Литературная колония в Ташкенте встретила Есенина очень тепло и, пожалуй, с подчеркнутым уважением и предупредительностью как большого, признанного поэта, как метра. И это при враждебном к нему отношении как к вождю имажинизма — течению, которое было чуждо почти всей пишущей братии Ташкента.

Особенно часто и остро нападал на Есенина за его имажинизм Ширяевец, видевший в имажинисте Есенине поэта, отколовшегося от их мужицкого стана. Есенин долго и терпеливо объяснял своему другу основы имажинизма и тогда же начал писать письмо Р. В. Иванову-Разумнику с изложением этих основ, но так и не докончил его, оставив черновик письма Ширяевцу на память*.

С Ширяевцем Есенин встречался чаще, чем с другими. Их связывала почти шестилетняя заочная дружба, поддерживавшаяся редкими письмами, и Есенин не мог с ним наговориться.

Он позже, в Москве, уже после смерти Ширяевца, сильно подействовавшей на него, вспоминал их первую

426

личную встречу и говорил мне, что до поездки в Ташкент он почти не ценил Ширяевца и только личное знакомство и долгие беседы с ним открыли ему значение Ширяевца как поэта и близкого ему по духу человека, несмотря на все кажущиеся разногласия между ними.

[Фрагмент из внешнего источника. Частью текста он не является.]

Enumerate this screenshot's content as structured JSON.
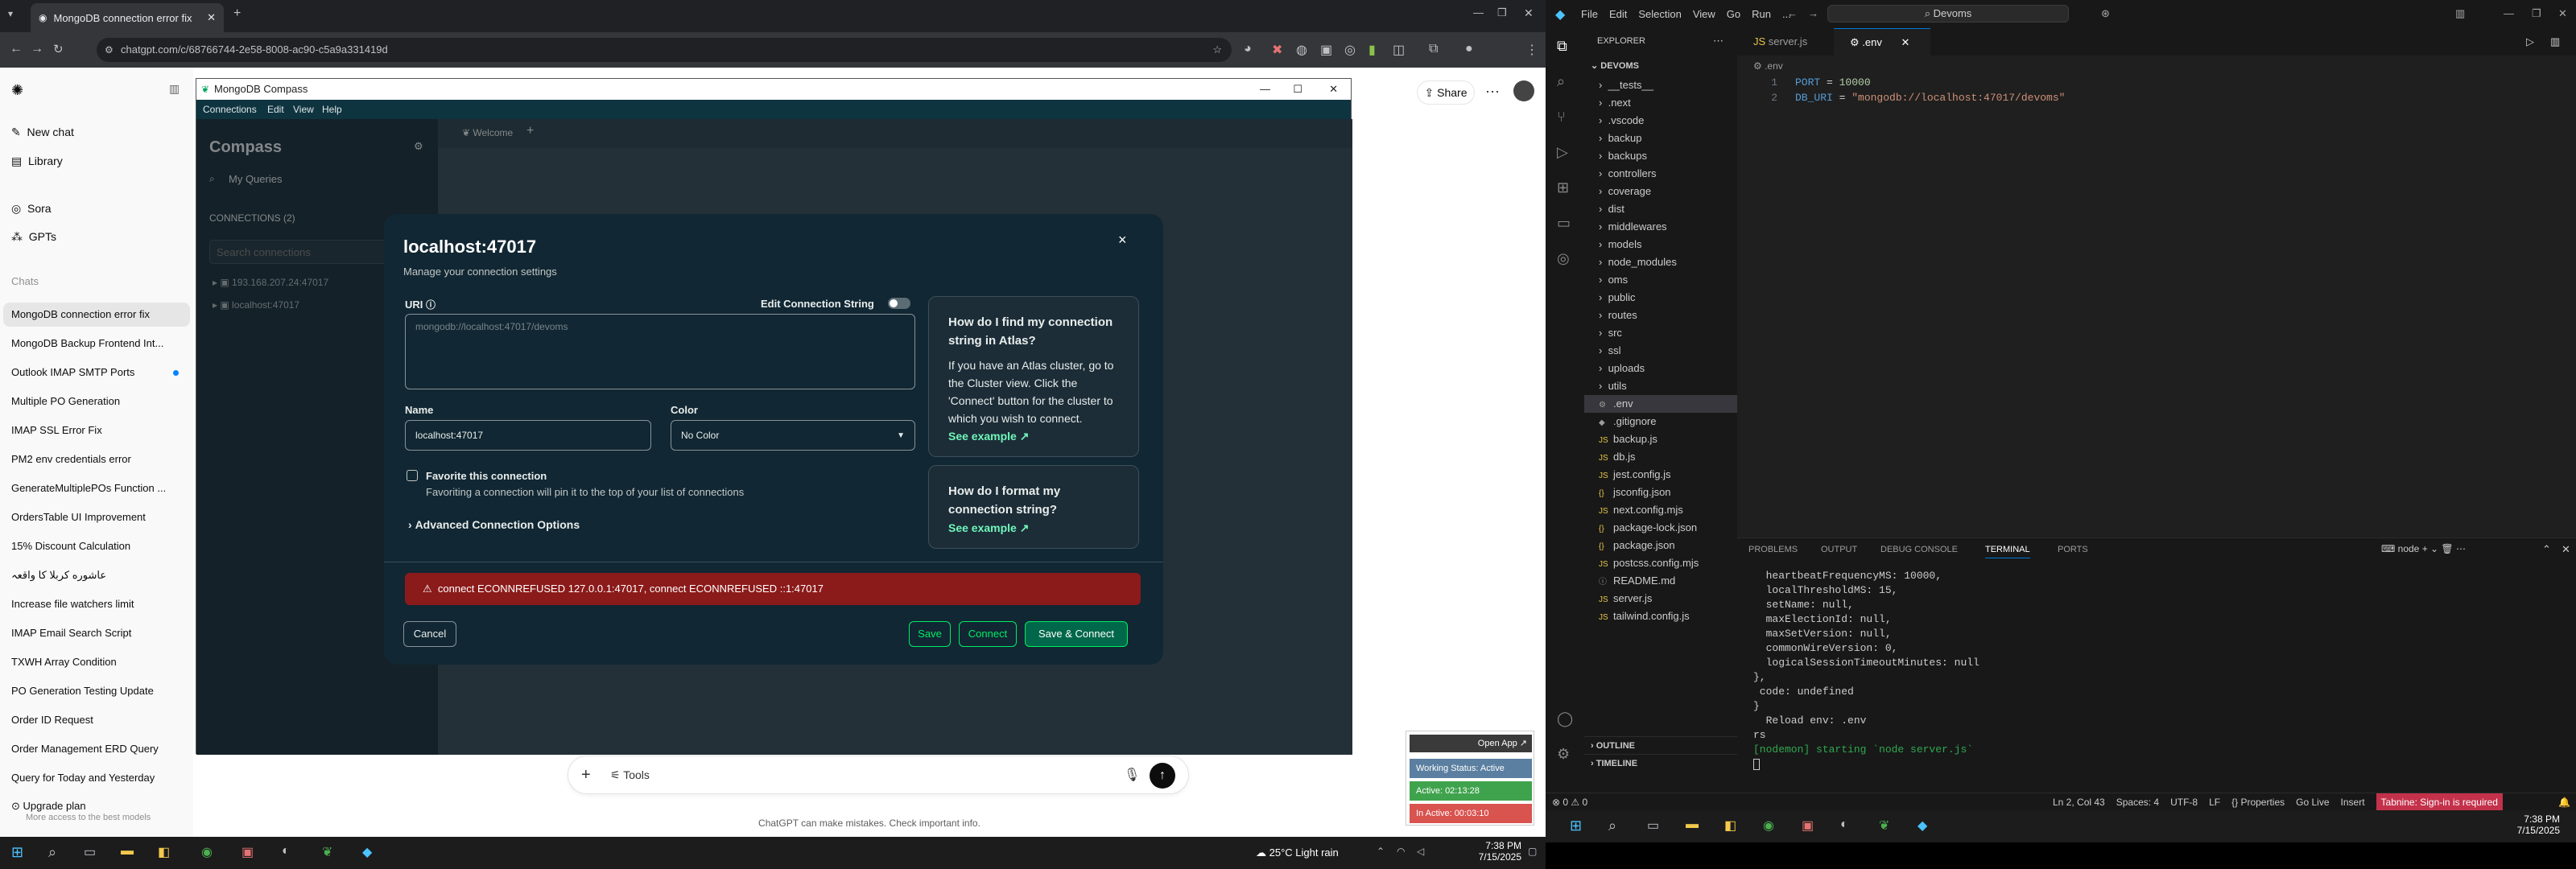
{
  "chrome": {
    "tab_title": "MongoDB connection error fix",
    "url": "chatgpt.com/c/68766744-2e58-8008-ac90-c5a9a331419d",
    "new_tab": "+"
  },
  "chatgpt": {
    "nav": [
      {
        "label": "New chat"
      },
      {
        "label": "Library"
      },
      {
        "label": "Sora"
      },
      {
        "label": "GPTs"
      }
    ],
    "chats_heading": "Chats",
    "chats": [
      "MongoDB connection error fix",
      "MongoDB Backup Frontend Int...",
      "Outlook IMAP SMTP Ports",
      "Multiple PO Generation",
      "IMAP SSL Error Fix",
      "PM2 env credentials error",
      "GenerateMultiplePOs Function ...",
      "OrdersTable UI Improvement",
      "15% Discount Calculation",
      "عاشوره كربلا كا واقعہ",
      "Increase file watchers limit",
      "IMAP Email Search Script",
      "TXWH Array Condition",
      "PO Generation Testing Update",
      "Order ID Request",
      "Order Management ERD Query",
      "Query for Today and Yesterday"
    ],
    "upgrade_title": "Upgrade plan",
    "upgrade_sub": "More access to the best models",
    "share": "Share",
    "tools": "Tools",
    "disclaimer": "ChatGPT can make mistakes. Check important info."
  },
  "compass": {
    "window_title": "MongoDB Compass",
    "menu": [
      "Connections",
      "Edit",
      "View",
      "Help"
    ],
    "brand": "Compass",
    "my_queries": "My Queries",
    "connections_heading": "CONNECTIONS (2)",
    "search_placeholder": "Search connections",
    "connections": [
      "193.168.207.24:47017",
      "localhost:47017"
    ],
    "tab_welcome": "Welcome"
  },
  "modal": {
    "title": "localhost:47017",
    "subtitle": "Manage your connection settings",
    "uri_label": "URI",
    "edit_conn_string": "Edit Connection String",
    "uri_value": "mongodb://localhost:47017/devoms",
    "name_label": "Name",
    "name_value": "localhost:47017",
    "color_label": "Color",
    "color_value": "No Color",
    "favorite_label": "Favorite this connection",
    "favorite_desc": "Favoriting a connection will pin it to the top of your list of connections",
    "advanced": "Advanced Connection Options",
    "help1_title": "How do I find my connection string in Atlas?",
    "help1_body": "If you have an Atlas cluster, go to the Cluster view. Click the 'Connect' button for the cluster to which you wish to connect.",
    "help1_link": "See example",
    "help2_title": "How do I format my connection string?",
    "help2_link": "See example",
    "error": "connect ECONNREFUSED 127.0.0.1:47017, connect ECONNREFUSED ::1:47017",
    "cancel": "Cancel",
    "save": "Save",
    "connect": "Connect",
    "save_connect": "Save & Connect"
  },
  "timer_widget": {
    "open_app": "Open App",
    "working_status": "Working Status: Active",
    "active": "Active: 02:13:28",
    "inactive": "In Active: 00:03:10"
  },
  "left_taskbar": {
    "weather": "25°C  Light rain",
    "time": "7:38 PM",
    "date": "7/15/2025"
  },
  "vscode": {
    "menu": [
      "File",
      "Edit",
      "Selection",
      "View",
      "Go",
      "Run",
      "..."
    ],
    "search": "Devoms",
    "explorer_label": "EXPLORER",
    "project": "DEVOMS",
    "tabs": [
      {
        "label": "server.js",
        "active": false
      },
      {
        "label": ".env",
        "active": true
      }
    ],
    "breadcrumb": ".env",
    "code_lines": [
      {
        "num": "1",
        "key": "PORT",
        "op": " = ",
        "val": "10000",
        "kind": "num"
      },
      {
        "num": "2",
        "key": "DB_URI",
        "op": " = ",
        "val": "\"mongodb://localhost:47017/devoms\"",
        "kind": "str"
      }
    ],
    "folders": [
      "__tests__",
      ".next",
      ".vscode",
      "backup",
      "backups",
      "controllers",
      "coverage",
      "dist",
      "middlewares",
      "models",
      "node_modules",
      "oms",
      "public",
      "routes",
      "src",
      "ssl",
      "uploads",
      "utils"
    ],
    "files": [
      ".env",
      ".gitignore",
      "backup.js",
      "db.js",
      "jest.config.js",
      "jsconfig.json",
      "next.config.mjs",
      "package-lock.json",
      "package.json",
      "postcss.config.mjs",
      "README.md",
      "server.js",
      "tailwind.config.js"
    ],
    "outline": "OUTLINE",
    "timeline": "TIMELINE",
    "panel_tabs": [
      "PROBLEMS",
      "OUTPUT",
      "DEBUG CONSOLE",
      "TERMINAL",
      "PORTS"
    ],
    "terminal_shell": "node",
    "terminal_lines": [
      "  heartbeatFrequencyMS: 10000,",
      "  localThresholdMS: 15,",
      "  setName: null,",
      "  maxElectionId: null,",
      "  maxSetVersion: null,",
      "  commonWireVersion: 0,",
      "  logicalSessionTimeoutMinutes: null",
      "},",
      " code: undefined",
      "}",
      "  Reload env: .env",
      "rs",
      "[nodemon] starting `node server.js`"
    ],
    "status_left": "⊗ 0 ⚠ 0",
    "status_items": [
      "Ln 2, Col 43",
      "Spaces: 4",
      "UTF-8",
      "LF",
      "{} Properties",
      "Go Live",
      "Insert",
      "Tabnine: Sign-in is required"
    ],
    "clock_time": "7:38 PM",
    "clock_date": "7/15/2025"
  },
  "colors": {
    "compass_bg": "#0b2b35",
    "modal_bg": "#112733",
    "error_bg": "#8b1a1a",
    "accent_green": "#00ed64",
    "link_green": "#71f6ba",
    "vscode_blue": "#0078d4"
  }
}
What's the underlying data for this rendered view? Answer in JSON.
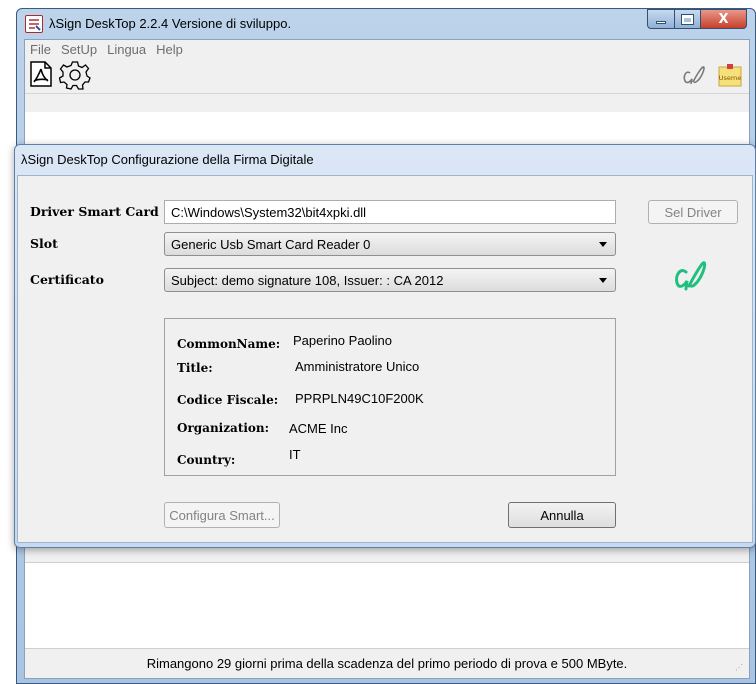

Приехал Есенин в Туркестан со своим другом Колобовым, ответственным работником НКПС, в его вагоне, в котором они и жили во все время их пребывания в Ташкенте и в котором затем уехали дальше — в Самарканд, Бухару и Полторацк (бывш. Асхабад)1.

Ташкентский Союз поэтов предложил Есенину устроить его вечер. Он согласился, но просил организовать его возможно скромнее, в более или менее интимной обстановке. Мы наметили помещение Туркестанской публичной библиотеки.

Вечер вскоре состоялся2. Небольшая зала библиотеки была полна. Преобладала молодежь. Лица у всех были напряженны.

Читал Есенин с обычным своим мастерством. На аплодисменты он отвечал все новыми и новыми стихами и умолк, совершенно обессиленный. Публика не хотела расходиться, а в перерыве раскупила все книги Есенина, выставленные Союзом для продажи. На все просьбы присутствовавших прочитать хотя бы отрывки из «Пугачева», к тому времени вчерне уже законченного, Есенин отвечал отказом.

Однако он почти целиком прочитал свою трагедию через два дня у меня на квартире. Долго тянулся обед, затем чай, и, только когда уже начало темнеть, Есенин стал читать. Помнил он всю трагедию на память и читал, видимо, с большим наслаждением для себя, еще не успев привыкнуть к вещи, только что законченной.

Читал он громко, и большой комнаты не хватало для его голоса. Я не знаю, сколько длилось чтение, но знаю, что, сколько бы оно ни продолжалось, мы, все присутствовавшие, не заметили бы времени. Вещь производила огромное впечатление. Когда он, устав, кончил чтение, произнеся заключительные строки трагедии, почувствовалось, что и сам поэт переживает трагедию, может быть, не менее большую по масштабу, чем его герой.

Боже мой!
Неужели пришла пора?
Неужель под душой так же падаешь, как под ношей?
А казалось... казалось еще вчера...
Дорогие мои... дорогие... хор-рошие...

427

Он кончил... И вдруг раздались оглушающие аплодисменты. Аплодировали не мы, нам это в голову не пришло. Хлопки и крики неслись из-за открытых окон (моя квартира была в первом этаже), под которыми собралось несколько десятков человек, привлеченных громким голосом Есенина.

Эти приветствия незримых слушателей растрогали Есенина. Он сконфузился и заторопился уходить.

Через несколько дней он уехал дальше в глубь Туркестана, завоевав еще один город на своем пути.

21 марта 1926

Сноски

Сноски к стр. 425

* Письмо это опубликовано в журнале «Красная новь», № 2 за 1926 г.